Friday, October 08, 2010

My Child Is Exceptional

Friends in the teaching professions tell me they hear it all the time. Parents insist that their offspring are "exceptional" and should be in the accelerated program.

Most often, the kids aren't. They're average.

The parents put their little darlings into training at an early age, looking to the distant future when it's time for college and who wouldn't like to boast that their child was accepted at Harvard or Dartmouth or Sarah Lawrence?

Hence, the demise of the picture book.

You won't get into an elite Ivy League school if you spend your childhood looking at pictures. Reading is where it's at, and recent studies claim that parents are pushing their kids to read at an early age. Publishers like Simon & Schuster have noticed the drop-off in sales of picture books for the young.

By the time kindergarten comes around, parents expect their children to be able to handle chapter books. Wandering around in imaginary worlds of vivid colors and images, in that case, is a complete waste of time.

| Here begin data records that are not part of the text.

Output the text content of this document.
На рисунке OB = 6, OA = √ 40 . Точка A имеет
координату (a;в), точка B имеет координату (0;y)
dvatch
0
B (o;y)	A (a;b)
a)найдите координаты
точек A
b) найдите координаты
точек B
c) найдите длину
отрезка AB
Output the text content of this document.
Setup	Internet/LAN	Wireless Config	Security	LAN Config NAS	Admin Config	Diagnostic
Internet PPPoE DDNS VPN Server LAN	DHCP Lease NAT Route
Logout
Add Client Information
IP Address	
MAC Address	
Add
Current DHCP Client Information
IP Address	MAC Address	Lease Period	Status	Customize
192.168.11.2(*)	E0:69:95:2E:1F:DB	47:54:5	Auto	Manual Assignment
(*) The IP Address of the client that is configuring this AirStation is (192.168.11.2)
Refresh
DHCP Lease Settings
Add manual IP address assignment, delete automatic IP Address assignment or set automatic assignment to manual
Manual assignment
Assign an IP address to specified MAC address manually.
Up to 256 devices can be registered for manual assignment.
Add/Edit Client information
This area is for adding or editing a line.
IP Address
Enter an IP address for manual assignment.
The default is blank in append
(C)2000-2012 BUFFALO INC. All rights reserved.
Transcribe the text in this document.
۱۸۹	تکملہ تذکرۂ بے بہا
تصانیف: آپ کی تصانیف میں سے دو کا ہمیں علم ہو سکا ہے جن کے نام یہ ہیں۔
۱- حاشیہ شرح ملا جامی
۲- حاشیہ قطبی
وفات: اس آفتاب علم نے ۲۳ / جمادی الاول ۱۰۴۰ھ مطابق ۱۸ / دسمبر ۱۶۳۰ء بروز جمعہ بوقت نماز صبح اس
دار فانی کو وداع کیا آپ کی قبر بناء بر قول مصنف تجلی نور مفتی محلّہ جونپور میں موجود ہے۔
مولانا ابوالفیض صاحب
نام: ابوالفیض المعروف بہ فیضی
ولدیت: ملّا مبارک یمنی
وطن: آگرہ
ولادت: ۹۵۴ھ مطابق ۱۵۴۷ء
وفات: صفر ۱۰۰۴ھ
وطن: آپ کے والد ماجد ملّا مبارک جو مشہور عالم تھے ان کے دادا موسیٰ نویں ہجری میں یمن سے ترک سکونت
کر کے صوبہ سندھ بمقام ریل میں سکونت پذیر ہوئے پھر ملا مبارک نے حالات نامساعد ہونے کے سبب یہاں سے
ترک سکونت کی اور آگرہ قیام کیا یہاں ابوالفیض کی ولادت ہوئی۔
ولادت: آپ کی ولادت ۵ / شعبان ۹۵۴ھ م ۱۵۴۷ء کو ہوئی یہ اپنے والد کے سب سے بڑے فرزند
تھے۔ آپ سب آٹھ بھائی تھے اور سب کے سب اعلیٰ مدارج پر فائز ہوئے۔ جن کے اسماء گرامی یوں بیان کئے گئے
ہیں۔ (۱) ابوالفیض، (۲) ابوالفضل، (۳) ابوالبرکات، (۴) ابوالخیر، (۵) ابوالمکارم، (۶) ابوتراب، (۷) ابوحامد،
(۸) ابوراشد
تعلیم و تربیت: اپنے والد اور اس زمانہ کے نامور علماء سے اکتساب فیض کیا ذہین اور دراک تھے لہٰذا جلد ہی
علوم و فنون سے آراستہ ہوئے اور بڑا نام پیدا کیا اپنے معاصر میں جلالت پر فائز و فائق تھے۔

The publishers will respond to what they see as diminished demand and diminish their output. That's bad news for children's book authors and illustrators, but it's worse news for the kids.

A picture tells one thousand words, but if a well-meaning parent deprives their child of the opportunity to develop the skill to interpret those words, the child misses out. It isn't all about printed words. The brain has two sides, and overloading one won't strengthen the other.

Critical thinking skills come into play with picture books. It's a different situation with reading words, where a parent can hear the progress as little Johnny reads aloud. Figuring out what's going on in a picture, and making sense of the world, are internal actions that cannot be monitored.

So there will be a generation of little Einsteins, skilled at memorization and rote and able to get good grades that will lead to acceptance at elite universities.

And there will be a generation lacking in imagination and creativity, incapable of drawing pictures in their minds because they never learned how. Who will be the architects and designers and engineers and writers and artists?